A probabilistic assessment methodology for carbon dioxide enhanced oil recovery and associated carbon dioxide retention

The U.S. Energy Independence and Security Act of 2007 authorized the U.S. Geological Survey (USGS) to conduct a national assessment of the potential volume of hydrocarbons recoverable by injection of carbon dioxide (CO₂) into known oil reservoirs with historical production. The implementation of CO₂ enhanced oil recovery (CO₂-EOR) techniques could increase the U.S. recoverable hydrocarbon resource base. Use of anthropogenic CO₂ in the CO₂-EOR process could reduce the amount of CO₂ released to the atmosphere by allowing a percentage of the injected CO₂ to remain in reservoir pore space once occupied by produced oil and water or by CO₂ dissolution in oil and water in the reservoir.

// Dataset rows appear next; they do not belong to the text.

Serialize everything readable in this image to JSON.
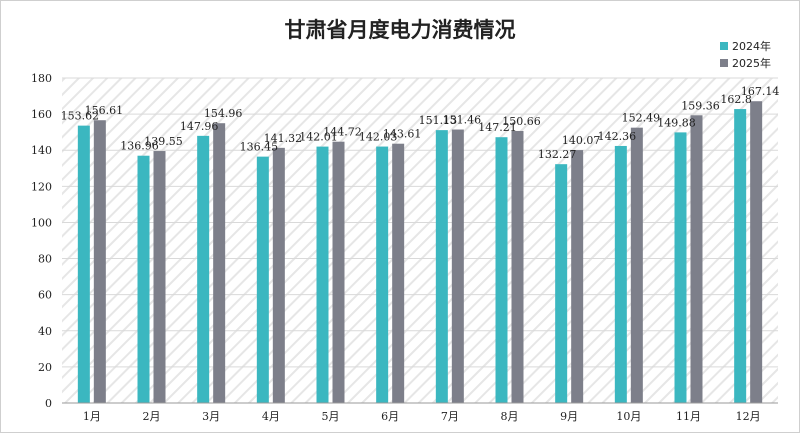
{
  "chart_data": {
    "type": "bar",
    "title": "甘肃省月度电力消费情况",
    "categories": [
      "1月",
      "2月",
      "3月",
      "4月",
      "5月",
      "6月",
      "7月",
      "8月",
      "9月",
      "10月",
      "11月",
      "12月"
    ],
    "series": [
      {
        "name": "2024年",
        "color": "#3bb7c0",
        "values": [
          153.62,
          136.96,
          147.96,
          136.45,
          142.01,
          142.03,
          151.13,
          147.21,
          132.27,
          142.36,
          149.88,
          162.8
        ]
      },
      {
        "name": "2025年",
        "color": "#7d7f8a",
        "values": [
          156.61,
          139.55,
          154.96,
          141.32,
          144.72,
          143.61,
          151.46,
          150.66,
          140.07,
          152.49,
          159.36,
          167.14
        ]
      }
    ],
    "ylim": [
      0,
      180
    ],
    "yticks": [
      0,
      20,
      40,
      60,
      80,
      100,
      120,
      140,
      160,
      180
    ],
    "xlabel": "",
    "ylabel": "",
    "grid": true,
    "legend_position": "top-right"
  }
}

The USGS has developed a new methodology for the national assessment of technically recoverable oil resources that may be produced by using current CO₂-EOR technologies. The methodology relies on a proprietary reservoir-level database, the comprehensive resource database (CRD). The CRD incorporates commercially available geologic and engineering data, and USGS-defined play averages or province averages of reservoir data were used to populate incomplete records. Values from the CRD are used to estimate the original oil in place (OOIP) for each reservoir. The inputs are reviewed by USGS geologists, particularly when play or province averages have been used. Monte Carlo simulation is used to produce a numerical probability distribution for the OOIP for each reservoir, with the mean defined as the value of the OOIP in the CRD. A reservoir model (CO₂ Prophet, developed for the U.S. Department of Energy by Texaco, Inc.) is used to determine the incremental recovery factors for oil during the CO₂-EOR process, on an individual reservoir basis. The model is also used to estimate the volume of CO₂ remaining in the reservoir after the CO₂-EOR process is complete. Empirical decline curve analysis and comparison with data from published papers and reports on CO₂-EOR projects are utilized to substantiate the simulation results. Numerical distributions of recovery factors are prepared for variations in the reservoir lithology (clastic or carbonate). The distribution of incremental oil is computed by multiplying the appropriate probability distribution of recovery factors by the individual reservoir distribution of the OOIP. A way to estimate the CO₂ remaining in the reservoir after the completion of the CO₂-EOR process is also included in the methodology.

Assessment results will be aggregated to play, petroleum province, regional, and national scales. This assessment methodology has been tested on the Horseshoe Atoll, Upper Pennsylvanian-Wolfcampian play in the Permian Basin Province in Texas; the play consists of 27 reservoirs having at least 2 billion barrels of OOIP that are amenable to the CO₂-EOR process. The play was selected as a test case because CO₂-EOR production data and published reports are available for several reservoirs within the play. Preliminary estimates of oil recoverable by implementation of miscible CO₂-EOR are comparable to those reported in the literature and obtained by reservoir decline curve analysis.